AS DOOMED LOVERS go, the eponymous Solomon and Gaenor make the best of their damp, murky, discouraging surroundings. It’s pre-WWI Wales and the colliers are about to go on strike, making everyone poorer and more miserable. This won’t help the mining family of pretty young Gaenor, nor that of Solomon, the Jewish son of a petty merchant in the town over the hill. So what do the kids do? Fall in love, of course, despite their cultural and religious differences. (He disguises his identity with a false name.) We all know this sad, old story of forbidden romance, but it’s always possible—and satisfying—to find a fresh retelling.
SOLOMON & GAENOR
written and directed by Paul Morrison with Ioan Gruffudd and Nia Roberts opens September 22 at Seven Gables
The Oscar-nominated S&G mostly succeeds in restaging its familiar tale, thanks mainly to its two believable leads. As shy Gaenor, Nia Roberts conveys a forthright sexuality mixed with the vulnerability of knowing how her affair could shame her family. Her big, brown eyes open wide with incredulity at the overtures from what—to her sheltered perspective—seems the embodiment of cosmopolitan charm. As bookish, responsible Solomon, Ioan Gruffudd doesn’t just rely on his hunky image from the BBC Horatio Hornblower TV series. He’s a Welshman, but speaks Yiddish convincingly, as Roberts does Welsh. (Fortunately for us, most of the dialogue’s in English, although these scenes were also reshot in Welsh for the home market.)

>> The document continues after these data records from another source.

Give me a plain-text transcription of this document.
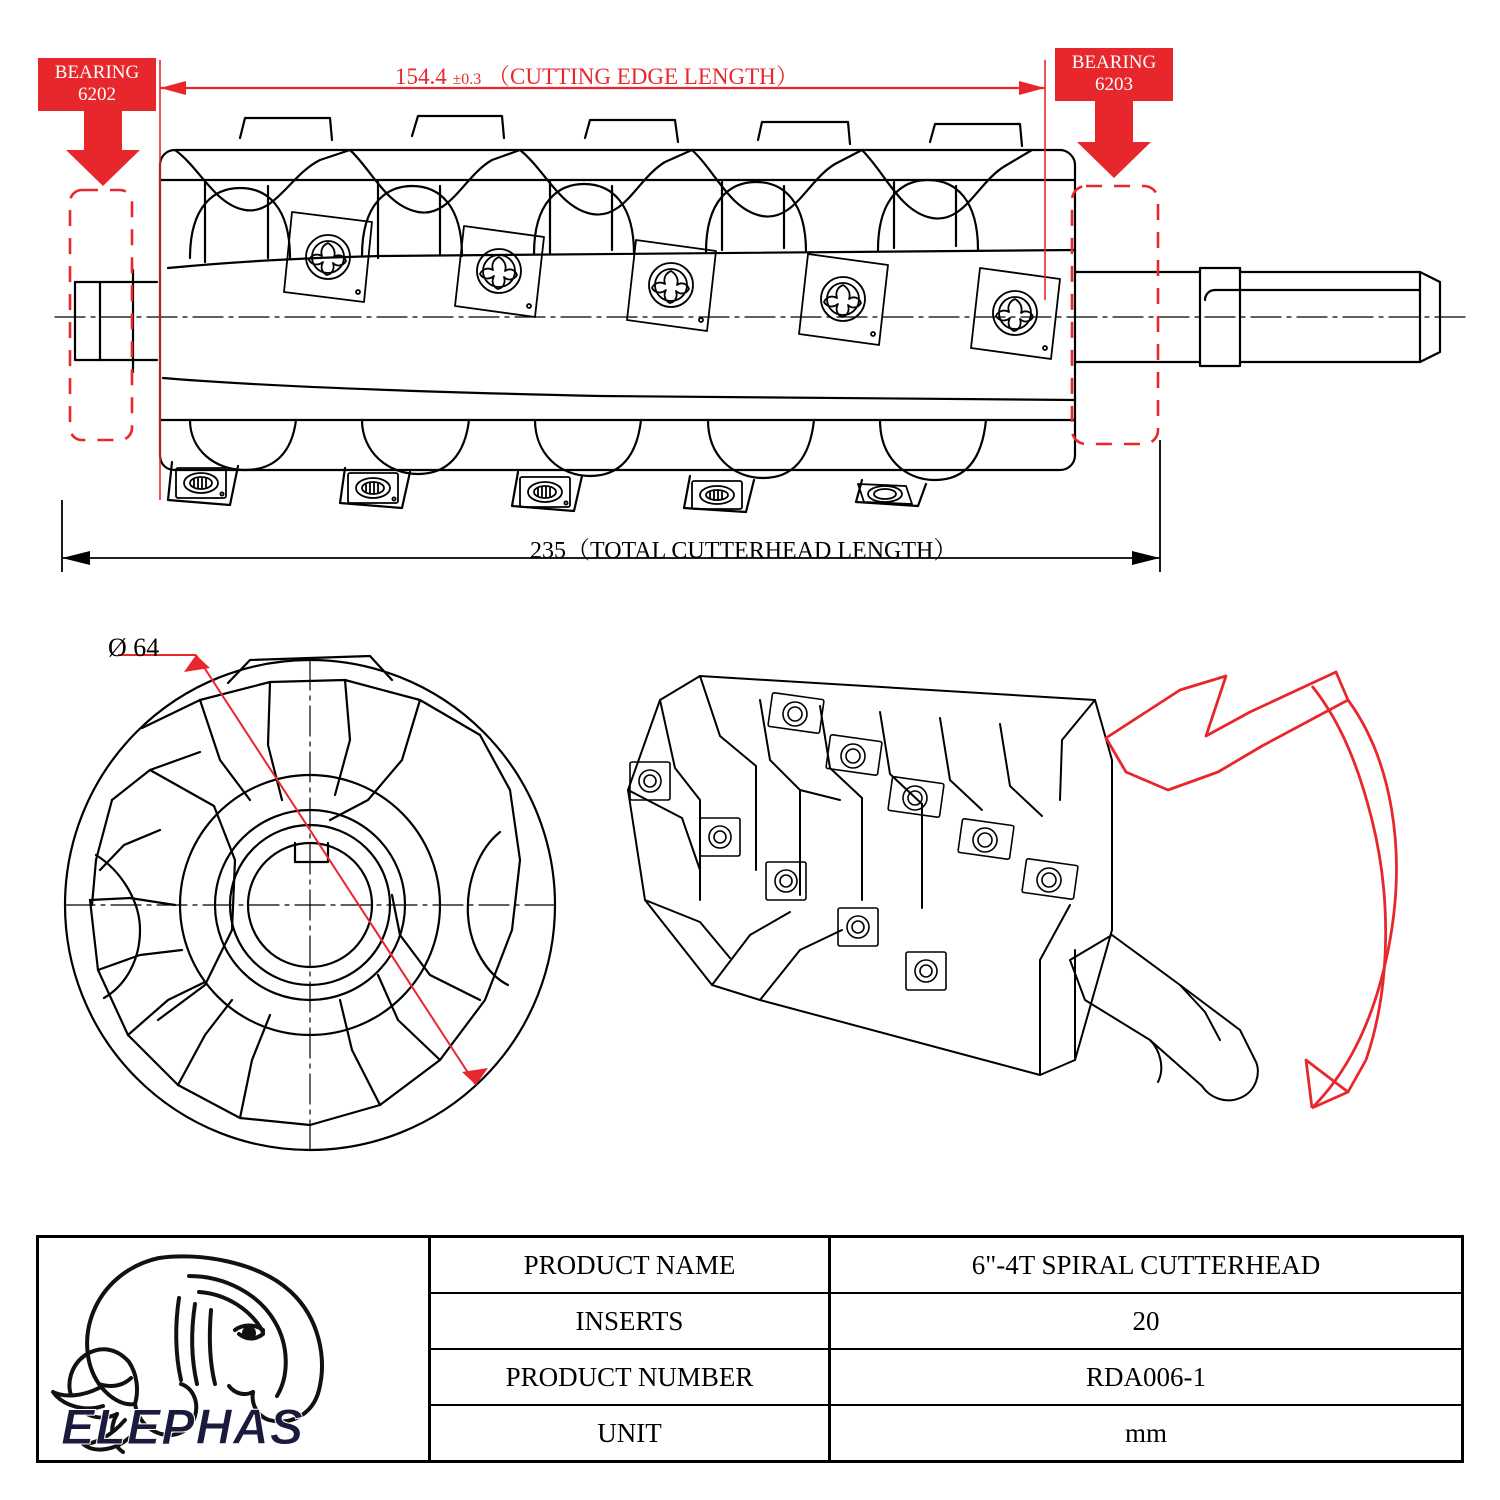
BEARING
6202
BEARING
6203
154.4 ±0.3 （CUTTING EDGE LENGTH）
235（TOTAL CUTTERHEAD LENGTH）
Ø 64
ELEPHAS
PRODUCT NAME	6"-4T SPIRAL CUTTERHEAD
INSERTS	20
PRODUCT NUMBER	RDA006-1
UNIT	mm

Once together, their tentative ardor becomes uncontrollable, eliciting both audience sympathy and foreboding, since every great passion always contains its own undoing. Solomon’s family becomes the target of anti-Semitic violence during the miners’ strike and subsequent hard times; both their clans would be aghast to know of the interfaith relationship. It can’t last, but they don’t know that hard truth as we do.

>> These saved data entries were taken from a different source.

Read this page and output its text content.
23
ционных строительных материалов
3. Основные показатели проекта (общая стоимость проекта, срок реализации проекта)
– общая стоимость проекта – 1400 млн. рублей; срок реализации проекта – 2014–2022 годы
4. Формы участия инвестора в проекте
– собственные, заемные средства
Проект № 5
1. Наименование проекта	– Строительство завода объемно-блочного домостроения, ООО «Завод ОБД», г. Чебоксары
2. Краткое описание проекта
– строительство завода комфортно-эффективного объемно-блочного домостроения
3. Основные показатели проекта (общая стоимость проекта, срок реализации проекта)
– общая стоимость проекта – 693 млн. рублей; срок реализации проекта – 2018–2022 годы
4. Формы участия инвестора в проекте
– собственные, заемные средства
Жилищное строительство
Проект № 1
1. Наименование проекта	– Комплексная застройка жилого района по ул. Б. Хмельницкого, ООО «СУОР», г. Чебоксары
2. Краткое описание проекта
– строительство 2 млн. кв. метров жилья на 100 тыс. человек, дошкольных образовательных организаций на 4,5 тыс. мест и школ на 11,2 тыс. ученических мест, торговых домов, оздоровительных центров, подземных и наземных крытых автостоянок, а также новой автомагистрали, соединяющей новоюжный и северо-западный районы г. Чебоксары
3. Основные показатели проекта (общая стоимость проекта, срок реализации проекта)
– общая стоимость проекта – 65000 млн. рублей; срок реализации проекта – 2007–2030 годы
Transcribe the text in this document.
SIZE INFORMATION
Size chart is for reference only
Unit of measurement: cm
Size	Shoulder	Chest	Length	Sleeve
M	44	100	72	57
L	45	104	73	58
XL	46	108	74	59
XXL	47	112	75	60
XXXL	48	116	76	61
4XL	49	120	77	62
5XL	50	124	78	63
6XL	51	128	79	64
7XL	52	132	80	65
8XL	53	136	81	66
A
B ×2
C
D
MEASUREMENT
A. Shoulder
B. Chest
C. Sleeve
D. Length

First-time director Paul Morrison renders the inhospitable environment with suitably gray, gloomy light, mist, and rain. With such a simple plot (and flimsy supporting characters), he’s content to make S&G a two-hander, simply concentrating on his lovers’ inevitable path in all its details—including the obligatory hayloft scene—and predictable obstacles. Both lovers are stifled by the smothering traditions of their overbearing families and face social censure recalling Breaking the Waves and The Scarlet Letter. (“Don’t you want to be a Jew anymore?” Solomon’s brother asks.) Morrison uses the love story as a kind of test case for tolerance, which Gaenor eventually passes and her community naturally fails. Given its lack of eventfulness (or surprise), this sparse love story manages to be simultaneously moving and mundane.